Logo Bloomberg Technoz

Ia menambahkan, upaya untuk memperoleh pengecualian tarif atau membangun kesepakatan dagang bilateral yang lebih menguntungkan harus menjadi prioritas dalam menjaga daya saing ekspor nasional.

“Selain itu, diversifikasi pasar ekspor dan percepatan perjanjian perdagangan bebas (FTA) dengan negara lain dapat menjadi langkah strategis untuk mengurangi ketergantungan terhadap pasar Amerika Serikat,” tambah Andry.

Peningkatan tarif dinilai berpotensi menekan ekspor nasional, khususnya pada sektor manufaktur seperti tekstil, alas kaki, dan elektronik yang memiliki ketergantungan tinggi pada pasar AS. Kondisi ini dapat memperburuk defisit transaksi berjalan dan memberi tekanan tambahan terhadap stabilitas nilai tukar rupiah.

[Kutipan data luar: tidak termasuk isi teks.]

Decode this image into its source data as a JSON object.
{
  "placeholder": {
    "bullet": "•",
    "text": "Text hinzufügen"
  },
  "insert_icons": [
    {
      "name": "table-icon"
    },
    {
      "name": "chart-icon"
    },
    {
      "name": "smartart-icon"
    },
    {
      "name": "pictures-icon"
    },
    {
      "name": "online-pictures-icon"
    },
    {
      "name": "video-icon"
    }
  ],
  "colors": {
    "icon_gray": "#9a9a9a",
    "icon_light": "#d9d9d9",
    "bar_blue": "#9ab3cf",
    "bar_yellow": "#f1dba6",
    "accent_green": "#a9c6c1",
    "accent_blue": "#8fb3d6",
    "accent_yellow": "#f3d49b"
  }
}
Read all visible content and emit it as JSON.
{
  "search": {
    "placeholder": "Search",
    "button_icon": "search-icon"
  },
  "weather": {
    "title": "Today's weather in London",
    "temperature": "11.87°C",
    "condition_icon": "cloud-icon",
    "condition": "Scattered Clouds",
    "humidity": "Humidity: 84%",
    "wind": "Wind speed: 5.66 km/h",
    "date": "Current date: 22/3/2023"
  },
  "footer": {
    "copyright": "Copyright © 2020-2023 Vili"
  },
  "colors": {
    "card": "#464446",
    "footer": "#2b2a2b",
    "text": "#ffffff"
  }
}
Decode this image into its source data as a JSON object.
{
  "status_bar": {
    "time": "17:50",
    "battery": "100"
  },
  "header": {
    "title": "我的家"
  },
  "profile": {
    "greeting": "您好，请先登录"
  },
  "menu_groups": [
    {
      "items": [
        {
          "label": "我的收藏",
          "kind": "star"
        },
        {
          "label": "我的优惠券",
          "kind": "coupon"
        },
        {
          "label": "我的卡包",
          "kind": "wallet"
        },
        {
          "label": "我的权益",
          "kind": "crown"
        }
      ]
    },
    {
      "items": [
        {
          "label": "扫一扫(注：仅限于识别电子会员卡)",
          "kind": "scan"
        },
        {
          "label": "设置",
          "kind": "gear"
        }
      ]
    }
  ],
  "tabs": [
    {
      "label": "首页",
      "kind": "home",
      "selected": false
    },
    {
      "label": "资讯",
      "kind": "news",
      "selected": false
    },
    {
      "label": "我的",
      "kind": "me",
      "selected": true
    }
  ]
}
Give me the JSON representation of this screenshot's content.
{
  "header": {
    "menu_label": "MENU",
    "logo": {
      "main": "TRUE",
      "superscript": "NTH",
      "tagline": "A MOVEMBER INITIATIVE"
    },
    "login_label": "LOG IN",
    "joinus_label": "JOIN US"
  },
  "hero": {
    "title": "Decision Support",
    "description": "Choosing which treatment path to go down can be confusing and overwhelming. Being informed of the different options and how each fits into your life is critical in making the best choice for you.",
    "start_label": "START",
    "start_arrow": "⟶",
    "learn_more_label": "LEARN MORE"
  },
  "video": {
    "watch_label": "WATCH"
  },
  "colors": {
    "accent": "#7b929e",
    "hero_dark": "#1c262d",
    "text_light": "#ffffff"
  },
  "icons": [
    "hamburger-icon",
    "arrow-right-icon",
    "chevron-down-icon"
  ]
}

Di sisi lain, pasar juga mencermati dampak global yang lebih luas. Eskalasi perang dagang berpotensi memicu perlambatan ekonomi global serta meningkatkan tekanan inflasi, terutama di AS. Hal ini membuka risiko stagflasi, yakni kondisi ketika inflasi naik sementara pertumbuhan ekonomi melambat.

Meski demikian, pasar saat ini lebih memfaktorkan kemungkinan perlambatan ekonomi ketimbang lonjakan inflasi. Ekspektasi terhadap penurunan suku bunga The Fed pun meningkat, bahkan mencapai 100 basis poin dalam tahun ini.

Dalam jangka pendek, Office of Chief Economist Bank Mandiri memperkirakan rupiah bergerak di kisaran Rp16.610–Rp16.840 per dolar AS. Sementara itu, imbal hasil (yield) obligasi pemerintah tenor 10 tahun diperkirakan berada di rentang 7,1%–7,3%.

“Ketidakpastian global yang meningkat akan mendorong volatilitas tinggi di pasar keuangan domestik. Namun dengan strategi yang tepat dan diplomasi dagang yang aktif, Indonesia punya peluang untuk menavigasi risiko ini dengan baik,” pungkas Andry.